Con l’ottavo motivo viene lamentata, ai sensi dell’art. 360, primo comma, n. 3), c.p.c., violazione e falsa applicazione dell’art. 1, comma 161, l. 296/2006 e dell’art. 15 comma 1, Regolamento IMU, assumendosi che occorreva considerare che la contribuente aveva dedotto di avere presentato rituale dichiarazione IMU per l’anno 2013 non rettificata e che era stata formulata in seno all’atto di appello eccezione di giudicato interno in ragione della mancata impugnazione da parte di Roma Capitale del capo della sentenza di primo grado in cui si affermava ‘risulta dalla documentazione allegata che la ricorrente ha espressamente chiesto nella dichiarazione Imu al Comune di Roma l’esenzione per i predetti motivi’.
8.1. Tale motivo è da ritenere inammissibile nella parte in cui lamenta, senza alcuna ulteriore specificazione ed in modo del tutto generico ed apodittico, la violazione dell’art. 15, comma 1 del Regolamento IMU del Comune di Roma e, per altro verso, infondato in quanto risulta dallo stralcio della motivazione dell’avviso riportato in controricorso che l’ente impositore ha operato l’accertamento de
quo in rettifica indicando la maggiore imposta dovuta nel rispetto della procedura prevista ex lege (art. 1, comma 161, legge 296/2006).

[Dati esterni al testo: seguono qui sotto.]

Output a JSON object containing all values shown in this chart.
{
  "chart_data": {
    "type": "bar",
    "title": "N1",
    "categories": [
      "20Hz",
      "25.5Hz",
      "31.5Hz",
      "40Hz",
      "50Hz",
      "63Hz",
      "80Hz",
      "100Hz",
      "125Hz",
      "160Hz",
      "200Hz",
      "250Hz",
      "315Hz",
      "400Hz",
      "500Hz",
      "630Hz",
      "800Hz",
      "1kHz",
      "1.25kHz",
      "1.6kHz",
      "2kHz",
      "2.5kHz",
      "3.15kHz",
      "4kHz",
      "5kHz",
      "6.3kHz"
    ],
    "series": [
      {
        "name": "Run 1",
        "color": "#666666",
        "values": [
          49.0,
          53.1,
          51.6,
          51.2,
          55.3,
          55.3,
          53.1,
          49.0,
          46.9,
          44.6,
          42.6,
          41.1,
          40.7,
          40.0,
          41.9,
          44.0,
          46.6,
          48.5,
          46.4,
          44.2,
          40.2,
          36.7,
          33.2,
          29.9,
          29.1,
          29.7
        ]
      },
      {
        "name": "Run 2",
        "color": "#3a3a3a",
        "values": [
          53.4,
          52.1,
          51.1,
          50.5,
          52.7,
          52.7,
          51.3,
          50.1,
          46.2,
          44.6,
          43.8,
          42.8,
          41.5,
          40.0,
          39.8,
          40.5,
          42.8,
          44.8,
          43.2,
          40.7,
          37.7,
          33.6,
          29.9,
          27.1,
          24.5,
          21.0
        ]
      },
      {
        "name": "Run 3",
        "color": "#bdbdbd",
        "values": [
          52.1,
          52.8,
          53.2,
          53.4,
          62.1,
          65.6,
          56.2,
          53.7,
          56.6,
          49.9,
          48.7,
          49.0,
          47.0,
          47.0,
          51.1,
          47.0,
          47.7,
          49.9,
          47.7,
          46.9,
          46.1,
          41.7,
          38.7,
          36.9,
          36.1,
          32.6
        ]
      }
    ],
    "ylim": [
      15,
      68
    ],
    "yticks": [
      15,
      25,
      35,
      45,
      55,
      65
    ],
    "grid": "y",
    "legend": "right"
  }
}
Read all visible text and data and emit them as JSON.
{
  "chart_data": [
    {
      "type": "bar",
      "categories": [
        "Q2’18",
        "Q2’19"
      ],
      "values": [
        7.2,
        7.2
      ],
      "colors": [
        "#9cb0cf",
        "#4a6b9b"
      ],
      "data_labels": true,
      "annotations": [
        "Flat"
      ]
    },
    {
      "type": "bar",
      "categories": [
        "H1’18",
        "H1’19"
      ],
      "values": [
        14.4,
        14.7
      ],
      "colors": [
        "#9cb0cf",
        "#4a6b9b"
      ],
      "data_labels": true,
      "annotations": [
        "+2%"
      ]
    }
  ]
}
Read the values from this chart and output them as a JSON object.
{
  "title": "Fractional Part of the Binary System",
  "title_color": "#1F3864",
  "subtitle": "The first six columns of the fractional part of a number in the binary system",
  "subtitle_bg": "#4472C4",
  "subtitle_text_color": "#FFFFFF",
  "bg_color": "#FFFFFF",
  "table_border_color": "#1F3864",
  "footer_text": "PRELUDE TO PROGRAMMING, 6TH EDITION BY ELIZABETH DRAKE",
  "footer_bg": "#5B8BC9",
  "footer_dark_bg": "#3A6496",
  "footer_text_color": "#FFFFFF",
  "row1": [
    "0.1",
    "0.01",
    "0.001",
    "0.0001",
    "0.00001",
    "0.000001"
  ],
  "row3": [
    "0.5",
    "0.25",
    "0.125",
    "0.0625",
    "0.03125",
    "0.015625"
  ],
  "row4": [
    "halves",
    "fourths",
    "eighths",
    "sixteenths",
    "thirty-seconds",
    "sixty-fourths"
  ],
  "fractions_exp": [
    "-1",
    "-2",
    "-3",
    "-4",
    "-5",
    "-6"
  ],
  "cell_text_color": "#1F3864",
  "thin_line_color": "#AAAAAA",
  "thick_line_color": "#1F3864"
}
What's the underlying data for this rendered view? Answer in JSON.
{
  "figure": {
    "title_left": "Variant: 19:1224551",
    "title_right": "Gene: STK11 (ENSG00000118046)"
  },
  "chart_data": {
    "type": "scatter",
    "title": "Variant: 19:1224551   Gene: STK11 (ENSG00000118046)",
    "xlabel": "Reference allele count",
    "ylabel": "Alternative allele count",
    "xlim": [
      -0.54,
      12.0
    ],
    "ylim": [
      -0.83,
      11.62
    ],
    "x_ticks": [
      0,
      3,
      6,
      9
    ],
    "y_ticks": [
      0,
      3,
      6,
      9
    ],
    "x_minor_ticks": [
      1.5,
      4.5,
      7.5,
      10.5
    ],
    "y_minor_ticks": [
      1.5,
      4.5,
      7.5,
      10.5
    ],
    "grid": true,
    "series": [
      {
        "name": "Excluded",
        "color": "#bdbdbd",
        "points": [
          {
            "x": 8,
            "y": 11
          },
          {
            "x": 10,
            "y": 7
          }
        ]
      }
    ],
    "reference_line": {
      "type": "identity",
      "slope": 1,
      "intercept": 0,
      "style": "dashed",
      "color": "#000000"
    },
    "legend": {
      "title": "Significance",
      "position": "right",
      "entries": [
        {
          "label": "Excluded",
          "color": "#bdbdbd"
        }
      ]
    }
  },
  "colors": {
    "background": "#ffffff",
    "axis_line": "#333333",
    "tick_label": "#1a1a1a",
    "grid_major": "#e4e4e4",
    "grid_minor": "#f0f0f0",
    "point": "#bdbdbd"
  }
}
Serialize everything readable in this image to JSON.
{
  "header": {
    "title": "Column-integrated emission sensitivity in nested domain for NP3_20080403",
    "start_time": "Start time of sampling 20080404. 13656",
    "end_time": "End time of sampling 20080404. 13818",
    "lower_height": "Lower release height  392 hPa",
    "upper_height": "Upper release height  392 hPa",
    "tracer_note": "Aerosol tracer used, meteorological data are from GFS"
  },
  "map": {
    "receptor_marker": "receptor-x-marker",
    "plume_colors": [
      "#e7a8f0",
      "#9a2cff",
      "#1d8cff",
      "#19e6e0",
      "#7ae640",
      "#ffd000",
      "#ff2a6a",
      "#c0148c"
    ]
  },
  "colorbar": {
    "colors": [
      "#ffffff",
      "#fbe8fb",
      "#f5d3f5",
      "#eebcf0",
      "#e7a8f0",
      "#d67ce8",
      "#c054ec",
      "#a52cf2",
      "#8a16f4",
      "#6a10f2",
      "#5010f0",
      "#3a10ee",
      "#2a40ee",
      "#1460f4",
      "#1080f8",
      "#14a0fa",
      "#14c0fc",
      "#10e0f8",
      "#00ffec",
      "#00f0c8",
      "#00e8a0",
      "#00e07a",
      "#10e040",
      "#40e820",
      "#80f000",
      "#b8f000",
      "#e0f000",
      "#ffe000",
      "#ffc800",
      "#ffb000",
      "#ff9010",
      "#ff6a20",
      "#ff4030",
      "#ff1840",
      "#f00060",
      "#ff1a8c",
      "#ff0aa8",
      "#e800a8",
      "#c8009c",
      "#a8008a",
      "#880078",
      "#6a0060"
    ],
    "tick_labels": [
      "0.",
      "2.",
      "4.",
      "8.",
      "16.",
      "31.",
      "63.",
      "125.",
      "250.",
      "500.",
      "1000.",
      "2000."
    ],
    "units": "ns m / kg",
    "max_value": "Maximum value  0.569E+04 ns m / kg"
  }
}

Nè può, in alcun modo, parlarsi di un giudicato interno in ragione della mancata impugnazione da parte di Roma Capitale del capo della sentenza di primo grado in cui si affermava ‘risulta dalla documentazione allegata che la ricorrente ha espressamente chiesto nella dichiarazione Imu al Comune di Roma l’esenzione per i predetti motivi’, non trattandosi, all’evidenza, di u na autonoma ratio decidendi non censurata.
In conclusione, accolto il quinto motivo di ricorso per quanto di ragione e rigettati gli altri motivi, la sentenza impugnata deve essere cassata in relazione al suddetto motivo e, non essendo necessari ulteriori accertamenti di fatto, la causa va decisa nel merito con accoglimento del ricorso originario della parte contribuente limitatamente alle sanzioni applicate e relativi interessi.
Le spese dell’intero giudizio vanno compensate, tra le parti, in ragione del limitato accoglimento del ricorso e tenuto conto della sopravvenienza, in corso di causa, della richiamata giurisprudenza di legittimità.
P.Q.M.
La Corte accoglie il quinto motivo di ricorso per quanto di ragione, rigetta gli altri motivi; cassa la sentenza impugnata in relazione al motivo accolto e, decidendo la causa nel merito, accoglie il ricorso originario della contribuente limitatamente alle sanzioni applicate con gli impugnati avvisi di accertamento e relativi interessi; compensa, tra le parti, le spese dell’intero giudizio.
Così deciso nella camera di consiglio della sezione tributaria, in data 18 dicembre 2024.